En tant que membre de l’UMP, parlementaire siégeant à l’Assemblée nationale sur les bancs du Groupe UMP, je vous demande solennellement d’apporter un démenti absolu et définitif à ces rumeurs.

De récents sondages ont révélé le doute installé dans l’opinion publique sur la morale des responsables politiques, en particulier de la majorité. L’UMP doit donc avoir dans ce domaine une attitude exemplaire. Elle doit être irréprochable. Elle n’a pas à se prêter à je ne sais quelle transaction car on ne transige pas avec la délinquance, si elle est avérée, ce qui n’est pas actuellement le cas, et quels qu’en soient les auteurs.

L’UMP est un grand mouvement démocratique : il ne serait pas convenable que des décisions soient prises « à l’insu du plein gré » de ses militants, et plus généralement des contribuables Français qui financent de leurs impôts la plus grande partie du budget des formations politiques.

De manière plus générale, le climat moral de la démocratie Française est profondément altéré par le soupçon d’une société de connivence, à travers laquelle la France d’en haut, qu’elle soit de gauche ou de droite, trouverait des arrangements, quand celle d’en bas affronterait la crise dans sa brutalité. Certains n’hésitent pas, pour résumer cette situation, à parler d’UMPS.

Ne leur donnez pas raison ! Sans vouloir attribuer à mon exemple une importance qui me ferait manquer de modestie, je vous rappelle que j’ai du faire face à un procès qui portait sur des propos, et non sur des questions d’argent. Je l’ai gagné au nom de la liberté d’expression, et je n’ai demandé aucune aide à la formation politique à laquelle j’appartiens et héritière de celle à laquelle j’ai adhéré en même temps que je m’engageais politiquement en 1977.

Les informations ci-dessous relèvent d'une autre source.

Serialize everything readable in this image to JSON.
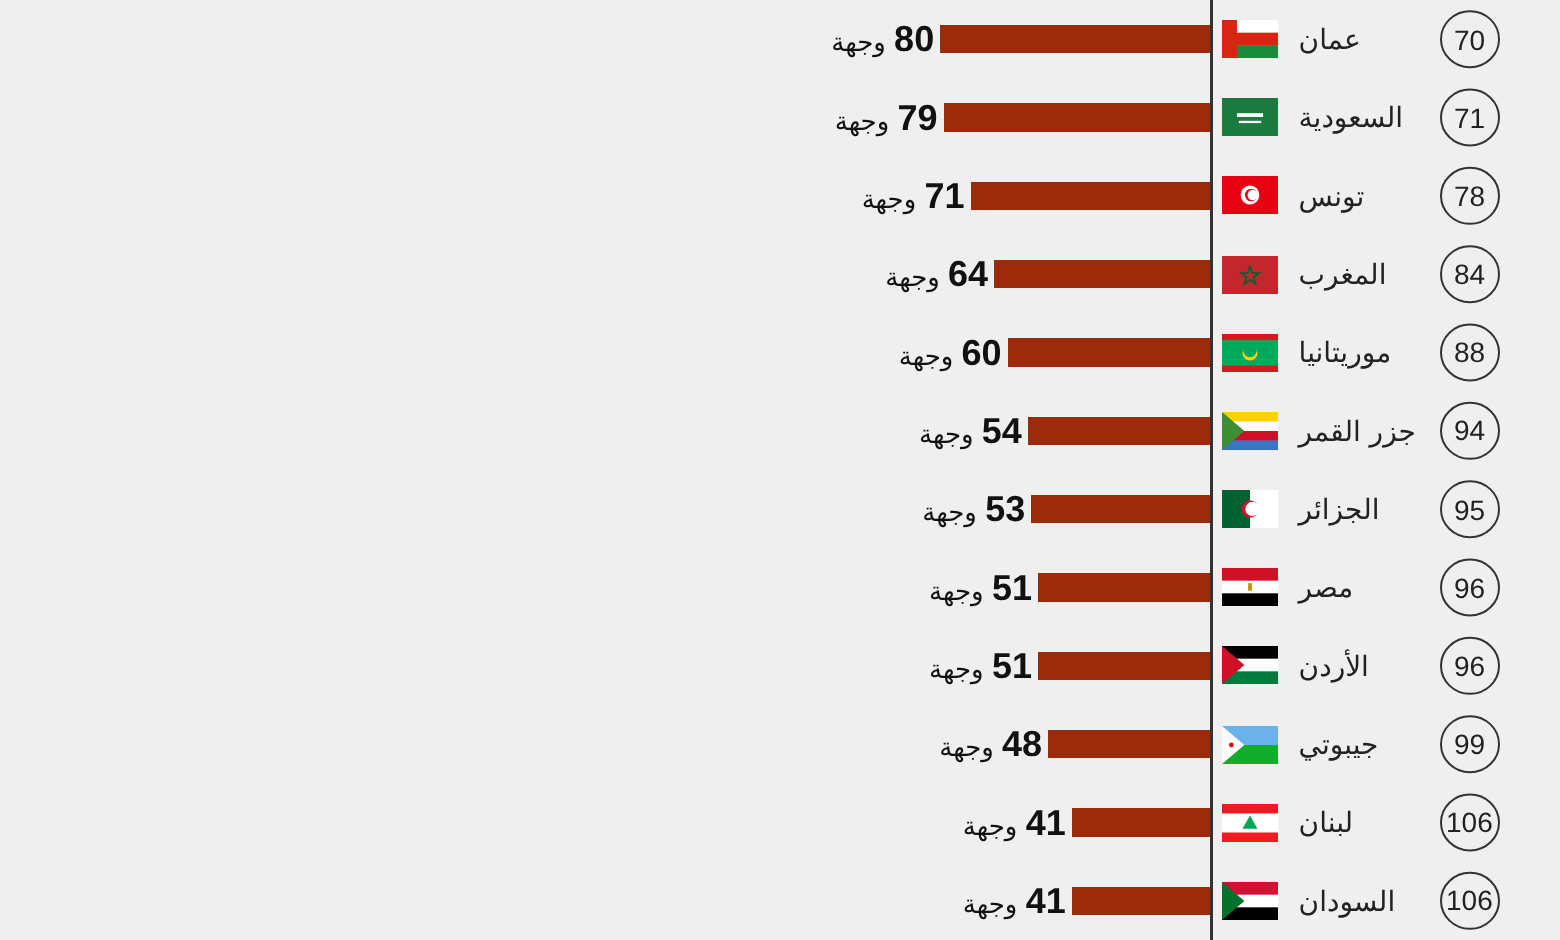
{
  "chart_data": {
    "type": "bar",
    "orientation": "horizontal",
    "categories": [
      "عمان",
      "السعودية",
      "تونس",
      "المغرب",
      "موريتانيا",
      "جزر القمر",
      "الجزائر",
      "مصر",
      "الأردن",
      "جيبوتي",
      "لبنان",
      "السودان"
    ],
    "values": [
      80,
      79,
      71,
      64,
      60,
      54,
      53,
      51,
      51,
      48,
      41,
      41
    ],
    "value_labels": [
      "80 وجهة",
      "79 وجهة",
      "71 وجهة",
      "64 وجهة",
      "60 وجهة",
      "54 وجهة",
      "53 وجهة",
      "51 وجهة",
      "51 وجهة",
      "48 وجهة",
      "41 وجهة",
      "41 وجهة"
    ],
    "color": "#9c2b0b",
    "tick_labels": "y",
    "annotations": [
      "70",
      "71",
      "78",
      "84",
      "88",
      "94",
      "95",
      "96",
      "96",
      "99",
      "106",
      "106"
    ]
  }
}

Je vous prie de croire, Monsieur le Secrétaire général, en l’expression de mon sincère dévouement.

Christian Vanneste

Mot clés:

5 commentaires

  1. ninon - 31 août 2010 12 h 10 min

    Bravo et Merci

    Si cet accord contre nature se faisait, je pense que ce serait la goutte qui fait déborder le vase pour les électeurs de droite

    Répondre
  2. seb - 31 août 2010 13 h 40 min

    En la circonstance, M. VANNESTE, à la date du 31 aout 2010, nous avons dépassé le stade des « rumeurs ».
    http://www.lesechos.fr/info/france/020752392946-emplois-fictifs-l-ump-prete-a-rembourser-la-ville-de-paris.htm

    A en croire le « Canard » qui n’a pas l’air si mal informé que çà…C’est même sous l’égide de M. SARKOZY que cet accord aurait été décidé. Décidemment, le Président semble avoir beaucoup de temps libre pour ainsi gérer les affaires d’un parti qu’officiellement et juridiquement…Il ne dirige plus ! Il est vrai que ce n’est pas comme si la France avait besoin qu’on s’occupe d’elle…!
    http://www.20minutes.fr/article/590761/politique-emplois-fictifs-de-la-ville-de-paris-le-point-sur-l-affaire

    Outre l’aspect « moral » de cette « affaire » – qui devrait être sensiblement aussi catastrophique pour l’UMP que « l’affaire Jean SARKOZY » : quand les élus comprendront ils (dans leur majorité) que brandir la légalité ne suffit pas ? Les Français ont choisi pour devise trois valeurs. Il va de soi qu’ils attendent qu’on les respecte autant que le droit lui même ! – je m’interroge sur la « faisabilité » même de l’opération. Et sur la…Comment dire… »Innocence » de l’UMP dans l’affaire.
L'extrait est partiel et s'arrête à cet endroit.